29. CQC and EHRC agree the other may publish this MoU on their respective websites.

Duration and review

30. This MoU commences on the date of the signatures below. It is not time-limited and will continue to have effect unless the principles described above need to be altered and/or cease to be relevant.

31. This MoU will be reviewed every two to three years but may be reviewed at any time at the request of either party. However, any alterations to the MoU will require both parties to agree.

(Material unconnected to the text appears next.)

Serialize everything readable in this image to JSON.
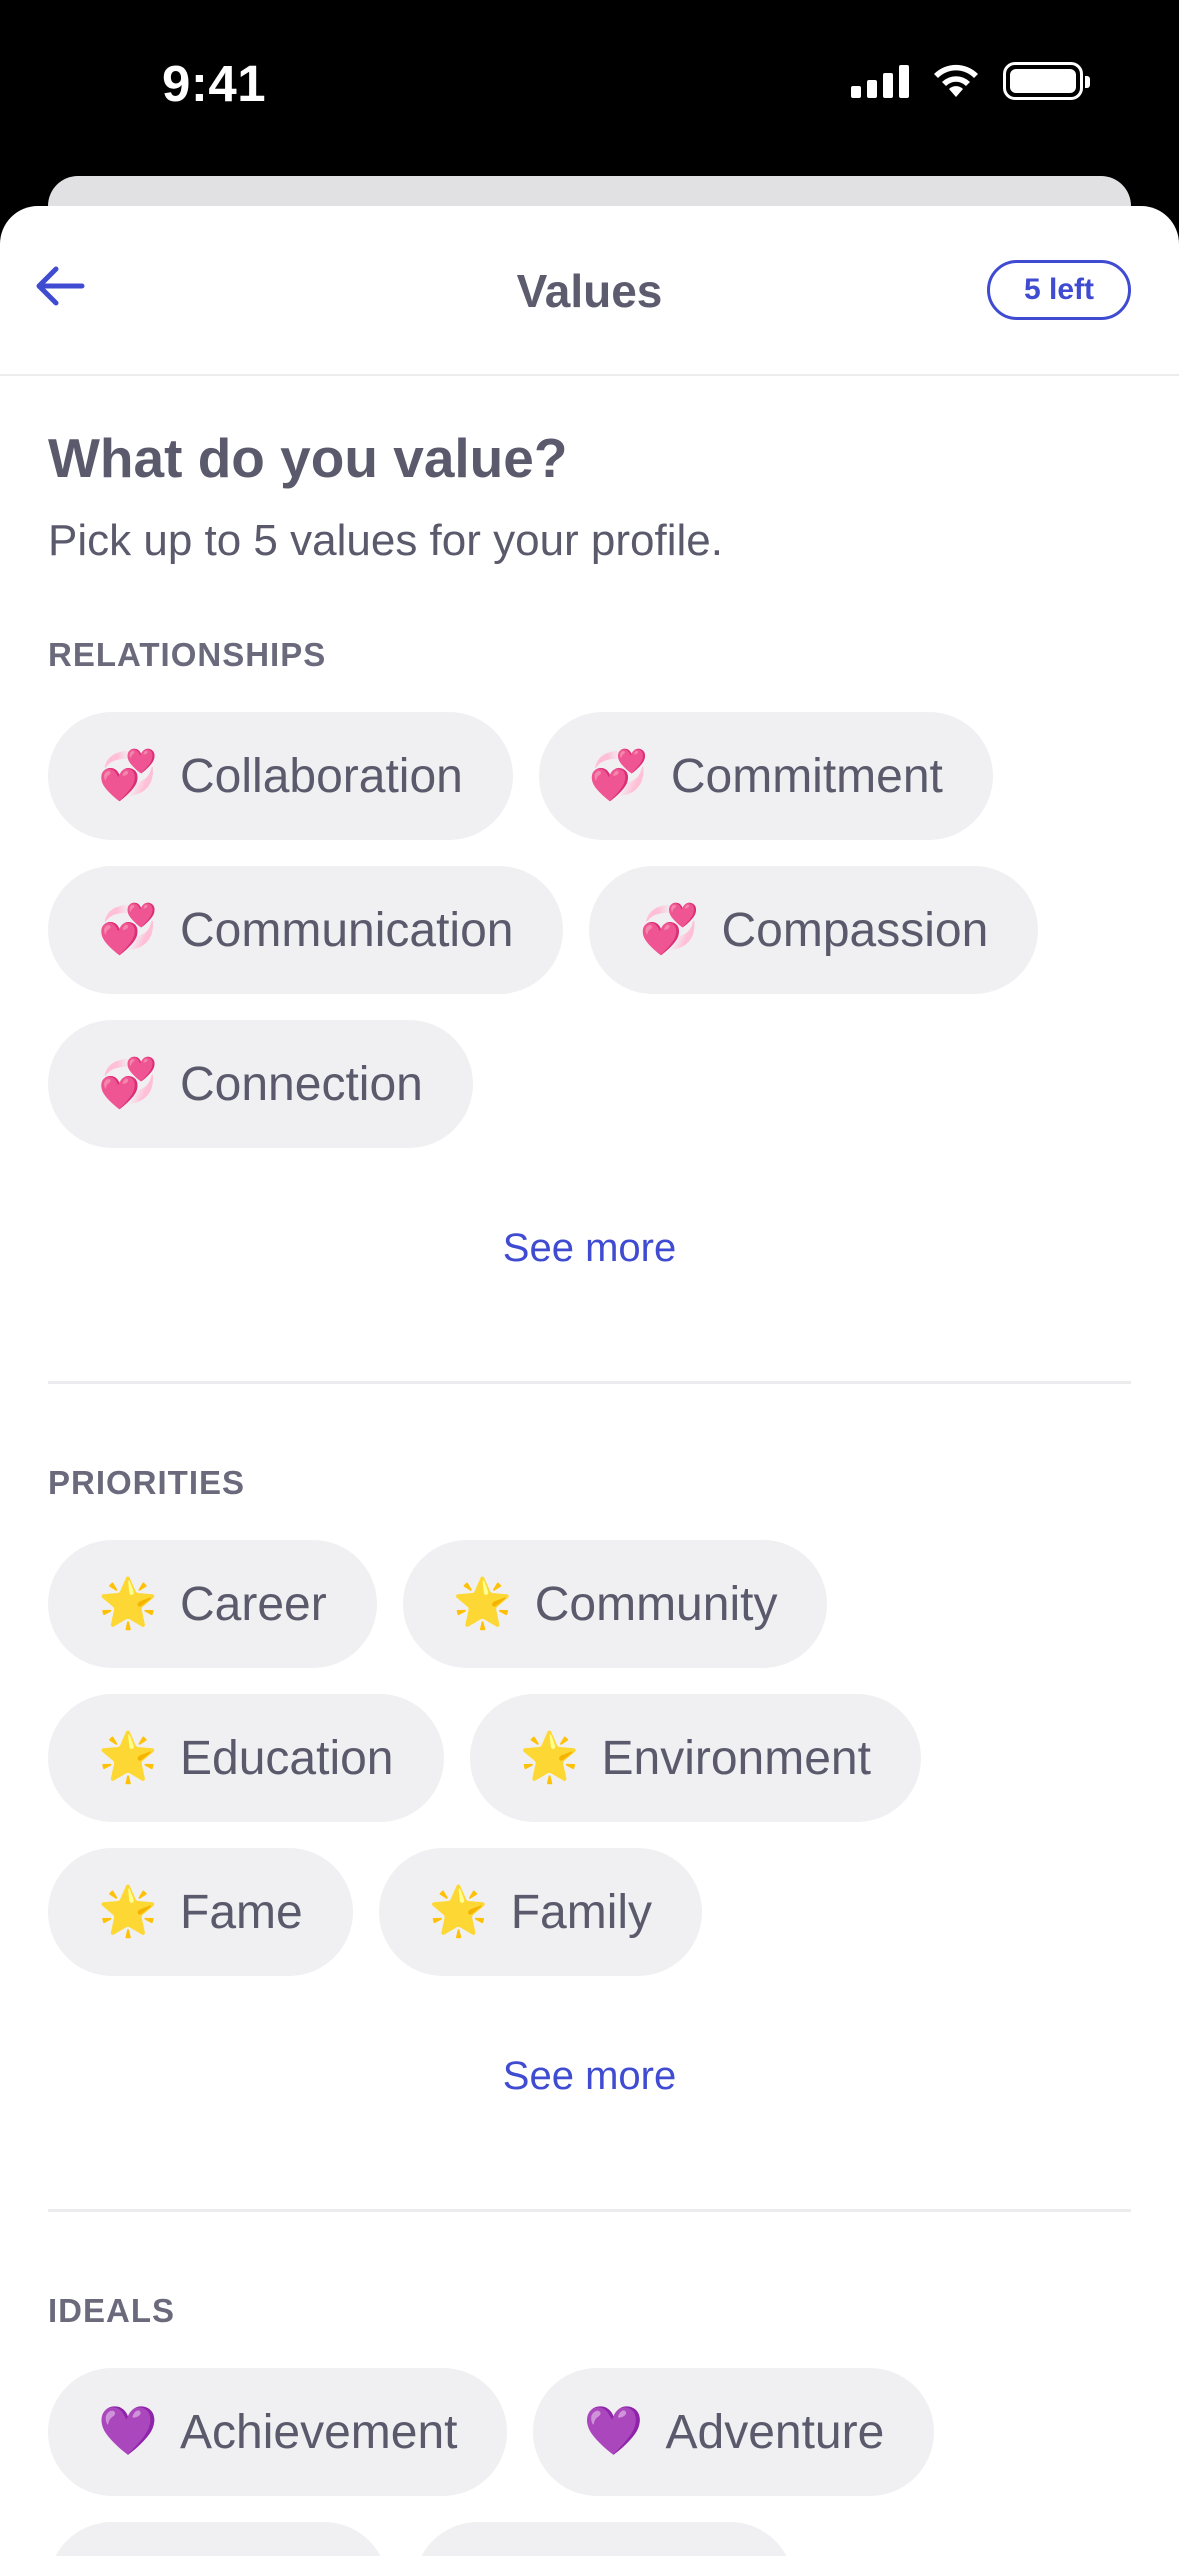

32. This MoU may only be varied by written agreement of the organisations. Either organisation may terminate this MoU by giving at least three months' notice in writing to the other organisation at any time.

Contacts

33. Both organisations have identified a person responsible for the management of this MoU (known as ‘Relationship Leads’) and their contact details are set out in Annex 1.

Signatures

Original document signed by:

Ian Trenholm
Chief Executive
Care Quality Commission (CQC)

Alastair Pringle
Executive Director, Legal, Compliance and Scotland
The Commission for Equality and Human Rights

Date: 9 March 2021

Annexes

Annex 1: Contact details for all parties

This annex is only available as part of the original document.